Mais adiante na Barata Ribeiro, no 458 C, a lojista Maristela Dutra, do Point das Essências, registrou três furtos na polícia, entre março e agosto.

— Primeiro levaram a porta de alumínio, que dá para a rua, com quase três metros de altura, onde ficam as instalações de água e de gás. Furtaram também o bico da entrada da água. Voltaram depois e levaram o beiral da porta. Na terceira vez, tiraram os números. Ainda tentaram arrombar a porta de ferro automática da entrada da loja, forçando com um pé de cabra para tentar abrir as canaletas, mas o alarme disparou e eles saíram. Vivemos meses de terror. Eram três homens e uma mulher, e dois dos homens cometiam delitos sozinhos também. Encontrava o grupo pela rua de dia, andando com um saco preto, como se fossem catadores. À noite, roubavam. A gente reconhecia pelas imagens da câmera. Recentemente, não temos visto. Não sei se foram presos ou se migraram para outro lugar.

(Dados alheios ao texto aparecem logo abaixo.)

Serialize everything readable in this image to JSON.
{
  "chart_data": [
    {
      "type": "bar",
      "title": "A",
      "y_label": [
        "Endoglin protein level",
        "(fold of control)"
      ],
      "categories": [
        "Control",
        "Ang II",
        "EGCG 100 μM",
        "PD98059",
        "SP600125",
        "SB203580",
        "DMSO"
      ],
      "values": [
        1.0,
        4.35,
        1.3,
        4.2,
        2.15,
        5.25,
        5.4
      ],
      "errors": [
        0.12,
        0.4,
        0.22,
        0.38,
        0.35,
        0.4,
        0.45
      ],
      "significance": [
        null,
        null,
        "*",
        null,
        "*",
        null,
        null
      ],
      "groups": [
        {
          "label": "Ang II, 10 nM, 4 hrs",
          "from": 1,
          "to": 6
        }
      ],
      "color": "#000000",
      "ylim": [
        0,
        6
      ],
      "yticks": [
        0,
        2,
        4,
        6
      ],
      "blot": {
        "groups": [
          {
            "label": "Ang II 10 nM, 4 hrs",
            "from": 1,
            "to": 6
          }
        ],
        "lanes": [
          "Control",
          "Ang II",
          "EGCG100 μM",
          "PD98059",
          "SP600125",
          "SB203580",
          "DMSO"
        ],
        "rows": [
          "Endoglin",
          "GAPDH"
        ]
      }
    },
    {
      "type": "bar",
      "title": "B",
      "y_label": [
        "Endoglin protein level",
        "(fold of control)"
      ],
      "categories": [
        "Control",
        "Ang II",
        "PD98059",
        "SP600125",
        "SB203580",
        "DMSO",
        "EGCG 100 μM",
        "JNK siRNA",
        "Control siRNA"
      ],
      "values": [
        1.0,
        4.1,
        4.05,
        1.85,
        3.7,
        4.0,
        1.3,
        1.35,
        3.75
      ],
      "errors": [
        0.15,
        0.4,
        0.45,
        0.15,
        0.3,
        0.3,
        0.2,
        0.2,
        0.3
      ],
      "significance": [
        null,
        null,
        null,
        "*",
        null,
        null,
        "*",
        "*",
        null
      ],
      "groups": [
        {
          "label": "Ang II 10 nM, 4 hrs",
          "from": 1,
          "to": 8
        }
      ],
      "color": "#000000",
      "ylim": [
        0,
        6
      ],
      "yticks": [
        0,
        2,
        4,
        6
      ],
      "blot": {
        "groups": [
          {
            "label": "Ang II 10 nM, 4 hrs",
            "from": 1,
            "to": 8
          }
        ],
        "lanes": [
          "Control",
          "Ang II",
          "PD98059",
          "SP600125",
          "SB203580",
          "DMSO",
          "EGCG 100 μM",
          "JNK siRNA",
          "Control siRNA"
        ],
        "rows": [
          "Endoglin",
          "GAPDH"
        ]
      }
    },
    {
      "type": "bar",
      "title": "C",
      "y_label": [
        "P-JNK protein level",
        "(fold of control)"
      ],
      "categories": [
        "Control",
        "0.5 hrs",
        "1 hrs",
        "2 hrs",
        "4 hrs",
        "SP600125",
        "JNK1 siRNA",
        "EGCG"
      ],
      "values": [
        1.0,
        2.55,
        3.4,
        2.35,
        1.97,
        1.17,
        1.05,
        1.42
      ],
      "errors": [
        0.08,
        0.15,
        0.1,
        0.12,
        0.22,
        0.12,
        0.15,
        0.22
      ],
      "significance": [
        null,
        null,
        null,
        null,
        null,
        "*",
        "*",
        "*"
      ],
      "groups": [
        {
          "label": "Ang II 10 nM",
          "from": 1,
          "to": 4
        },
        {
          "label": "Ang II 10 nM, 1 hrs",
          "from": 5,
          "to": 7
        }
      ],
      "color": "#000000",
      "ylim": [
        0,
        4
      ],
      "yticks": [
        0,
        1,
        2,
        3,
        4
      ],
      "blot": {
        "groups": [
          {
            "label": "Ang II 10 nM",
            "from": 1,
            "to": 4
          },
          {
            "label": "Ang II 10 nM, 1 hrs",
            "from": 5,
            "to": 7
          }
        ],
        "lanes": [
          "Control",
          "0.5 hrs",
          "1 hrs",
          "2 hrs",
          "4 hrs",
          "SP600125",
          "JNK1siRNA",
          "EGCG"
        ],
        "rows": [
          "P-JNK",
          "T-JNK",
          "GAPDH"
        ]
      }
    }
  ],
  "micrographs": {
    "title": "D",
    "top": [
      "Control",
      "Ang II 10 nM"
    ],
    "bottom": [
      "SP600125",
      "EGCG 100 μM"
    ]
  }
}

Maristela contabiliza os prejuízos: R$ 5.300.

— Coloquei uma parede de alvenaria com um pequeno portão de ferro chumbado nela para substituir a peça de alumínio. Tive que contratar pedreiro e comprar o material, além da bica de água — revela ela, acrescentando que o condomínio onde mora, na Pompeo Loureiro, também foi vítima do furto de bicas de água.

Nem cano de gás escapa

Na Tijuca, uma queixa citada nas redes sociais é de furto de canos de gás de condomínios. Na página Alerta Tijucano, uma mulher chama a atenção para o problema: "Depois do ladrão que escalas prédios na Tijuca, agora temos o que rouba canos de gás. Uma amiga que mora em um prédio de dois andares está sem gás porque por duas noites entraram no prédio e roubaram os canos por onde passam o gás". Desde julho, a Naturgy (operadora de gás) registrou 187 ocorrências desse tipo na cidade.

Outra integrante do grupo Alerta Tijuca conta que, no seu prédio, há um mês meliantes pularam e roubaram a tubulação de gás. "Fizemos boletim de ocorrência, e a Naturgy disse que o custo é do cliente", acrescenta.

No bairro vizinho, na Rua dos Artistas, em Vila Isabel, o professor de geografia Daniel Coelho chegou em casa, há pouco mais de dez dias, e levou um susto:

— Estávamos fora há quatro meses, porque o edifício estava em obras. Quando chegamos, minha esposa e eu, fomos ligar o gás, e veio um cheiro horrível. Chamamos a Naturgy para lacrar o gás. E descobrimos que tinham roubado nosso cano, de cobre, que passava pela lateral do prédio. Fiquei assustado. Poderia ter acontecido algo grave. Moro no sexto andar. Roubaram metros de cabo de cobre do meu apartamento.

O professor optou por substituir o cano metal por material antifurto, o PEX (polietileno reticulado).